The Arrogance of the Americans To Keep Calling It Soccer and Not Football
It's a misleading headline because Americans love the name "football" just fine, and "soccer" can stay just the way it is. The thing is, it's not arrogance. When you learn how these names came to be in the first place, you won't think of Americans as arrogant at all.
The UK is actually where the Americans got the name soccer in the first place. It’s called soccer because it’s short for Association Football. The word “association” breaks down to “soccer,” and America has kept it that way ever since. When Americans get stuck on something, it's hard to get them to let it go.

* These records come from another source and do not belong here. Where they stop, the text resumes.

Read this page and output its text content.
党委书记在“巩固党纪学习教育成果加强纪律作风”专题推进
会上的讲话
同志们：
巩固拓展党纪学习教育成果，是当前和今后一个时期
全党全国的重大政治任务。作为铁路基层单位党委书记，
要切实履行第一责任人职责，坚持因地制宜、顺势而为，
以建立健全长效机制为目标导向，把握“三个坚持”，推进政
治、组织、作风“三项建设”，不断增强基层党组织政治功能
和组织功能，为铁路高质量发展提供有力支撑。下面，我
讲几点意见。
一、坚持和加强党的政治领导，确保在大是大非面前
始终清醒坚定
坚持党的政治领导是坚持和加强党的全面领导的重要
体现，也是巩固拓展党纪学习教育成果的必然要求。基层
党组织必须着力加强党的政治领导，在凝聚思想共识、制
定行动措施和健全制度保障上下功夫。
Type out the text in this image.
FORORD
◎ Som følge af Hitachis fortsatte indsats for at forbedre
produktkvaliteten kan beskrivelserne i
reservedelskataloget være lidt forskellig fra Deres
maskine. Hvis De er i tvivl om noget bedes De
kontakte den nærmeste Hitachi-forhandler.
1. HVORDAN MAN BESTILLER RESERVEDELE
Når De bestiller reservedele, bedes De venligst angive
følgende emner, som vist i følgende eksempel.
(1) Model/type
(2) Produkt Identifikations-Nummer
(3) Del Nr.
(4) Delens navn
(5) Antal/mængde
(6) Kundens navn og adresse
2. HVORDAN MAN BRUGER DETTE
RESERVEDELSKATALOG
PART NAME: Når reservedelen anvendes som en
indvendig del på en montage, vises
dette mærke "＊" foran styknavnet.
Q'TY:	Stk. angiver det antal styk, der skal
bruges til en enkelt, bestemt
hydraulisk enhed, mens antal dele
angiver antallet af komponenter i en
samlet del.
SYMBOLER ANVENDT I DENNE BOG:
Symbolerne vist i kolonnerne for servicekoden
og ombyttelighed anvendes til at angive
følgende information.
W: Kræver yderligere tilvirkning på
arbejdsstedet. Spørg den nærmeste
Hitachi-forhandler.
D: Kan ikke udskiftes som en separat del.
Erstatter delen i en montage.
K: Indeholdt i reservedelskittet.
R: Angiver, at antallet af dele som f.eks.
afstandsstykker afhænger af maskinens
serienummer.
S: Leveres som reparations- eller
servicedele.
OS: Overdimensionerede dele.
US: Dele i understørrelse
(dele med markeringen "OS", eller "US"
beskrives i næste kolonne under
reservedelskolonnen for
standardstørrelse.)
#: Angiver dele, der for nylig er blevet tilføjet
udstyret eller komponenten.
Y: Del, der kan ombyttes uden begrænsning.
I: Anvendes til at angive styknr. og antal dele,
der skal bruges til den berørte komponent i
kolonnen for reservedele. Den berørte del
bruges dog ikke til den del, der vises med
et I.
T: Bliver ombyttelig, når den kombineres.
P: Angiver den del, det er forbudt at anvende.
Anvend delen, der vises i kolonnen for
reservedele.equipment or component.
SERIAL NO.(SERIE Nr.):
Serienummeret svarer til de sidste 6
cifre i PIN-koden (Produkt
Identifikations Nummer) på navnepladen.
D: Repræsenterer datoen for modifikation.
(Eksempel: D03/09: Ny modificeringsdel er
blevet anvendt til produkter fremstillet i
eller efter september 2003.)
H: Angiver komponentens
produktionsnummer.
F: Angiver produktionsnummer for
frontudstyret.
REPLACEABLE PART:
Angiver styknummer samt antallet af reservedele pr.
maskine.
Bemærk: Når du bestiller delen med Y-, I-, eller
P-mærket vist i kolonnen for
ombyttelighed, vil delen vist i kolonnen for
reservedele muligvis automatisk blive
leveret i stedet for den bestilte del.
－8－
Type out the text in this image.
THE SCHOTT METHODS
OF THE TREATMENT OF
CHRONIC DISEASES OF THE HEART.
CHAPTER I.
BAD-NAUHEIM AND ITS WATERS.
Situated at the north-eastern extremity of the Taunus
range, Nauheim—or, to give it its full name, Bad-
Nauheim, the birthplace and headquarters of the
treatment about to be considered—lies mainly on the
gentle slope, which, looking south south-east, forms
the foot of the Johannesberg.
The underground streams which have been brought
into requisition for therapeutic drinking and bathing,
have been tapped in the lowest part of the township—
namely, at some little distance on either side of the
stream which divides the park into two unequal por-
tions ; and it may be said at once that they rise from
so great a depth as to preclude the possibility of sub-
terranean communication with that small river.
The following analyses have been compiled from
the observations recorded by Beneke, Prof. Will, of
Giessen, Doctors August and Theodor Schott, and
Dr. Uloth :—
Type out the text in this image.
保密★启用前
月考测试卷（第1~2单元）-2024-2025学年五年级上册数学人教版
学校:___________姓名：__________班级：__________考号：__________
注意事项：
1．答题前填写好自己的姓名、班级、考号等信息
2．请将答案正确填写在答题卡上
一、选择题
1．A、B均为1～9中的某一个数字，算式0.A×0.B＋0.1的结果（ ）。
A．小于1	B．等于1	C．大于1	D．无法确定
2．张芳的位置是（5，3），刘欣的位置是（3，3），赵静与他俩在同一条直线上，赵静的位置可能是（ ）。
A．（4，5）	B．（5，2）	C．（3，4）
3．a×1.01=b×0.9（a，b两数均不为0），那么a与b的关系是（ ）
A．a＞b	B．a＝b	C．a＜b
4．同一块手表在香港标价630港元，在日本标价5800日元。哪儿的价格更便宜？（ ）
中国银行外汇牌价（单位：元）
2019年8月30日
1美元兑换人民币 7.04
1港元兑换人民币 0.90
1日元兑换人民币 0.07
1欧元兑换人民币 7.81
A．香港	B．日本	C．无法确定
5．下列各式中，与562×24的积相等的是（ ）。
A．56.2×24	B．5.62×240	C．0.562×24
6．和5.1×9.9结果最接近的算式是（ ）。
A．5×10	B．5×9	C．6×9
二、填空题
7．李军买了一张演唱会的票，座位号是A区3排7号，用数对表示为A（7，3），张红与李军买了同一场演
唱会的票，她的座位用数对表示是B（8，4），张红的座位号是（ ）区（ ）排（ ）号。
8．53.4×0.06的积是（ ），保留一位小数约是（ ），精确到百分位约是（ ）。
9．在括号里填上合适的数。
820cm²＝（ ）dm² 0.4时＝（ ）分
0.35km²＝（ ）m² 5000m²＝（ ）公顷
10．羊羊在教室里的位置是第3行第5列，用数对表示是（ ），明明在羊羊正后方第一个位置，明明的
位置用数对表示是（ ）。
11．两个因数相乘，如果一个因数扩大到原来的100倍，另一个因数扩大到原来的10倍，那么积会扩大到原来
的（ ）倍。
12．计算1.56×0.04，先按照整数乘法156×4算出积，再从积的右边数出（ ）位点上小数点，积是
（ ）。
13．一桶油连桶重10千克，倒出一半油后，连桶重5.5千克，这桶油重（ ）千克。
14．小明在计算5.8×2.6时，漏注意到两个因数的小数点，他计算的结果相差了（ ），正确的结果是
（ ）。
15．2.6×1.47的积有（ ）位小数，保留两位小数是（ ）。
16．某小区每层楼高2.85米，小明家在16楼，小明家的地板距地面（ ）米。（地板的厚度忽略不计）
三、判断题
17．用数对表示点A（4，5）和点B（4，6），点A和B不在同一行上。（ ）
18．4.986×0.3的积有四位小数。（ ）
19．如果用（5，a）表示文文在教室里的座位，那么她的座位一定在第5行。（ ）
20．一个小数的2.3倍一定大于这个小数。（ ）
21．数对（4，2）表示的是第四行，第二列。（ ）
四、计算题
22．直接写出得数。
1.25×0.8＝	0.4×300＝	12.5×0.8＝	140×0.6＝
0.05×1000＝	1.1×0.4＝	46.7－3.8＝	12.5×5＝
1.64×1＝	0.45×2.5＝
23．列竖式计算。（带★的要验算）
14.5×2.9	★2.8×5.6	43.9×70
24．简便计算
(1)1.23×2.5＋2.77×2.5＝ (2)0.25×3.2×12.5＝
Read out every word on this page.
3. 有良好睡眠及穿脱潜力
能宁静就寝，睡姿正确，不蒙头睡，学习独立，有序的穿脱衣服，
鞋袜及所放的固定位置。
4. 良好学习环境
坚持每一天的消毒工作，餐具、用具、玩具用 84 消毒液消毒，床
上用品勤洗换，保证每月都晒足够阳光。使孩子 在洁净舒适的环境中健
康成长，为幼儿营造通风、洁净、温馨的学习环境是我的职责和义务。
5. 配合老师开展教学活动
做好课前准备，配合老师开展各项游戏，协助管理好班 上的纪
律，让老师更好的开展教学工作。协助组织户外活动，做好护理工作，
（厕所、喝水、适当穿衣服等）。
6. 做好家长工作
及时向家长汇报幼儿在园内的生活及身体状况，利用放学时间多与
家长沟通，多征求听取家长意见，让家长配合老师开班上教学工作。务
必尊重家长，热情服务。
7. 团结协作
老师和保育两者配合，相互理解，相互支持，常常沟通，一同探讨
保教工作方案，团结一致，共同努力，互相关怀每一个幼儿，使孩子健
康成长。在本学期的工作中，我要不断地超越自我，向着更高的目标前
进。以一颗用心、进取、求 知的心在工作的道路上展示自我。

The NFL actually began in the 1920s with only a few teams to start. It was being built while other leagues were forming. The AFL came along in the 1960s, and it actually was the fourth football league since the NFL began. When it started to compete by gaining television rights and bringing in top players, the NFL decided to merge in 1970, and that’s the game known today, plus and minus changes over the years.
The NFL isn’t just a sport anymore, it’s a full-blown spectacle that owns Sundays and takes over living rooms across the country. You can feel it when the anthem fades, the crowd swells, and the cameras lock in on the faces of players who are more than athletes—they’re modern legends. Tom Brady turned winning into an art, Peyton Manning rewrote the playbook with his mind, and Jerry Rice made every catch look like destiny. Now it’s Patrick Mahomes dropping no-look passes, Josh Allen bulldozing defenders, and Aaron Donald wrecking offensive lines like they’re made of paper. When you tune in, you’re not just watching football, you’re part of the energy, the history, and the noise of a game that has never been bigger.
Meanwhile, the word “soccer” was being used throughout the UK, but they went back to calling it “football” starting in the 1970s and finally getting all the way there by the 1980s. By then, America had already established a National Football League and an American Soccer League. Once called the American Football Association, the ASL was formed in 1919.
Soccer struggled in America for many years, but emerged in the 1970s after the North American Soccer League was formed and Pelé was signed to the New York Cosmos. That gave the sport the boost it needed to stay alive in America. With the NFL having an established trademark and a huge business to run, they weren’t about to follow the lead of the UK and change the names all around. America was set in its ways, and that was that.
Here’s the kicker, pun absolutely intended, Soccer and Football only scratch the surface of what it’s all about. There is an entire body of football games that include Association Football, Gridiron Football, Australian Rules Football, International Rules Football, Rugby, and a special game called Gaelic Football. Now, Gaelic is very interesting because it seems that’s the one that started it all.
In Ireland in the 1300s, it all started with what they called Ancient Mob football. Without going into an entire history of it, the game wasn’t liked that well at first, only by the players themselves. It took a few centuries for the public to take to it, and now it has rules.
Gaelic football combines soccer, rugby, and basketball, if you can believe that. It is played with a round ball like soccer in a rectangular field that has a net at each end with uprights. But a player can run with the ball in their hands. They can only run four steps before they have to either bounce it like a basketball, kick it to themselves, or pass it off to another player. Scores can be made through the net or the uprights. That’s about all there is to say about the rules of the game, but it is exciting to watch.
So no, Americans aren’t being arrogant when they call the round ball game where players can’t use their hands “Soccer.” Americans can be called hard-headed. When they get used to something, they like to keep it the way it is. But of all the things they are arrogant about, calling the game they love “Football” isn’t one of them. You have the UK to thank for that.
There you go! That’s something you know now.